By Mathabo Priscilla Sekhonyana (@MathaboPris)
After being strangled by her then boyfriend while in public, Priscilla Sekhonyana shares with us about the internal scars that that experience left her with and how she has never felt at home in her skin since. She also shares on the confusion she feels about not pressing charges, maintaining a semblance of a relationship with her then boyfriend and the political nature of what it means to be abused for women.
I always wondered why people did not press charges. Or leave. Or fight back. For me, it felt like a black and white movie with the sound off and no subtitles. I could see what was happening but I could not understand it.
It was an ex-boyfriend. It happened once. He didn’t kick me or punch me. It was a strangle at a drinks session but it felt like I was wearing the bruises I felt inside on every inch of my skin. This was over a year ago and I have never felt quite at home in my skin since that day.
I did not press charges. We are still not together but we speak intermittently. I still care. It’s confusing that even now, after everything, I still care. It’s confusing to me that I did not press charges.
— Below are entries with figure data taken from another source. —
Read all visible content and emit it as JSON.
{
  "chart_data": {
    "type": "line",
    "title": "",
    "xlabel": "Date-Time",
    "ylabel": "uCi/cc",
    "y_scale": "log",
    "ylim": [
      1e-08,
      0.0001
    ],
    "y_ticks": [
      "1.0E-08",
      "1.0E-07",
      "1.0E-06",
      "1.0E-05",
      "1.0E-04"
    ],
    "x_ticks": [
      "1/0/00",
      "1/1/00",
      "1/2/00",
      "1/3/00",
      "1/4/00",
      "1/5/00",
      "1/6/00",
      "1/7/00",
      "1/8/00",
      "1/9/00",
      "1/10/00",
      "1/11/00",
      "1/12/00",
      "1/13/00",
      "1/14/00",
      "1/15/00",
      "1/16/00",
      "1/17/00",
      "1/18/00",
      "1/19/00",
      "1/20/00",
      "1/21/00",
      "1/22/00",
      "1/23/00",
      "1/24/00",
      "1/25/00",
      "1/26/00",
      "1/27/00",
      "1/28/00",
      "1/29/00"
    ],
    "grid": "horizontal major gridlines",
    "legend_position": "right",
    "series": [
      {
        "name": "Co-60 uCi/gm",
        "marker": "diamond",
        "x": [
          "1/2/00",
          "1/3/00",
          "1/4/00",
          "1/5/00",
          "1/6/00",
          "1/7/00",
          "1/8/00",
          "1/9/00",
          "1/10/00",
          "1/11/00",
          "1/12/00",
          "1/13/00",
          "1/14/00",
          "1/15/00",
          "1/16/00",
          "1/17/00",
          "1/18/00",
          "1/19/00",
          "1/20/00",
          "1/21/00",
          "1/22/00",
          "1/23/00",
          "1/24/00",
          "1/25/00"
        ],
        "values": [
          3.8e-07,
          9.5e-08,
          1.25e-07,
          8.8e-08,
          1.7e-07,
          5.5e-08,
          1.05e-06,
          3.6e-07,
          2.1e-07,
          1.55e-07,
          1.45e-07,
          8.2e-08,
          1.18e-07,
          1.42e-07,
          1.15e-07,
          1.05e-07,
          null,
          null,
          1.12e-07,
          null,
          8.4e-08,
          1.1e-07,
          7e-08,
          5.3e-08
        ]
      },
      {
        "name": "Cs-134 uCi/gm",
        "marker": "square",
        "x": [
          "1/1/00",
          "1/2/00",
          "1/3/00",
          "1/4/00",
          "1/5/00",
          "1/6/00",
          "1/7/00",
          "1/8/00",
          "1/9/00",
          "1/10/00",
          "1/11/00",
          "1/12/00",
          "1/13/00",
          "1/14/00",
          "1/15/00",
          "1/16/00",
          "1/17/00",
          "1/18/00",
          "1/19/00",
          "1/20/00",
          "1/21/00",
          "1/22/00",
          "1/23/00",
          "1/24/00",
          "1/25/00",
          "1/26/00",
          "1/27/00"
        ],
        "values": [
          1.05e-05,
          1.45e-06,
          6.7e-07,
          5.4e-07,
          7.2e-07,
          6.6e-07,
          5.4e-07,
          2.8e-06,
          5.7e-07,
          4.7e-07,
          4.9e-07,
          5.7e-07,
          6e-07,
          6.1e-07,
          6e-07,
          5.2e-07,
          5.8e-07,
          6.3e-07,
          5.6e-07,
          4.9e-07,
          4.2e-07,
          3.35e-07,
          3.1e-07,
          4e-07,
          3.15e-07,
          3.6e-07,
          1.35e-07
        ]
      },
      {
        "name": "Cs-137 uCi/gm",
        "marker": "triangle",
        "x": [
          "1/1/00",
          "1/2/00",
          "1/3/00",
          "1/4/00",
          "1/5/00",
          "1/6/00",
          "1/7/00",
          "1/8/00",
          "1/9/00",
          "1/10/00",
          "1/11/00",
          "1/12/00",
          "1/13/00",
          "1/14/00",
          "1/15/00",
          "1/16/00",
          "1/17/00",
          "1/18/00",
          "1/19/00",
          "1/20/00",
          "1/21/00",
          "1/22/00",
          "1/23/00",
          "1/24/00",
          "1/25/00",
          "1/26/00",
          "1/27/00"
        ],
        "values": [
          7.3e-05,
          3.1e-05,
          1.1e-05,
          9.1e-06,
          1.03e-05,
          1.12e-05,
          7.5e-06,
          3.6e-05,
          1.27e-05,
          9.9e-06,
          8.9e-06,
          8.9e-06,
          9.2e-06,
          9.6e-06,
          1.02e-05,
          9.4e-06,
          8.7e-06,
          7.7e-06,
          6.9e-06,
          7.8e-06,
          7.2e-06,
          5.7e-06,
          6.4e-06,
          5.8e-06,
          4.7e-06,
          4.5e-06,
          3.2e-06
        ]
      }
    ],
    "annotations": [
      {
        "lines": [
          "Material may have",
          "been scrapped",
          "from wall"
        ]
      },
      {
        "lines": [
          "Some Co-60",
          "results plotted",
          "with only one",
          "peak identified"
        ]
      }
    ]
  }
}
You have all these ideas before something like that happens about what you would do and how you would do it, but for me, none of those applied when it was him and it was me. I still think people should leave and press charges. I have just learnt how hard those things are to do.
I could speak about the details, the things that are specific to me and what happened, but what hit me after the dust settled was how universal it is. How my story is really just another shade of black or blue in what is too many people’s story. What I also learned, is that everything is political.
You will be questioned. Your truth will be questioned and even if you have the answers you will begin to question yourself. When something that is so intensely personal is politicised, you begin to realise that you cannot separate yourself from your womanhood.
Warsan Shire writes:
“Mother says there are locked rooms inside all women, kitchen of love, bedroom of grief, bathroom of apathy. Sometimes, the men, they come with keys, and sometimes the men, they come with hammers.”
I am not writing this because my story is any different, but because I think there is a feisty, brazen woman out there who thinks that things like this only happen to shy girls who have to wear dark glasses and make-up.
I also think we live in a society that is too quick to judge and point fingers about things they do not really understand. While we all do it, I am hoping we will pause to think about that black and white movie and what it must feel like when the man you love declares war on your peace.
For most of us, Women’s Day is another day to braai or sleep in, but just take a moment to think about the unique struggles we have to overcome every day to just be heard or seen. Think about the unique struggles we have to overcome every day to only accept the love we deserve. Courage as a female, is often just living every day on your own terms in a world that has already decided which space you occupy.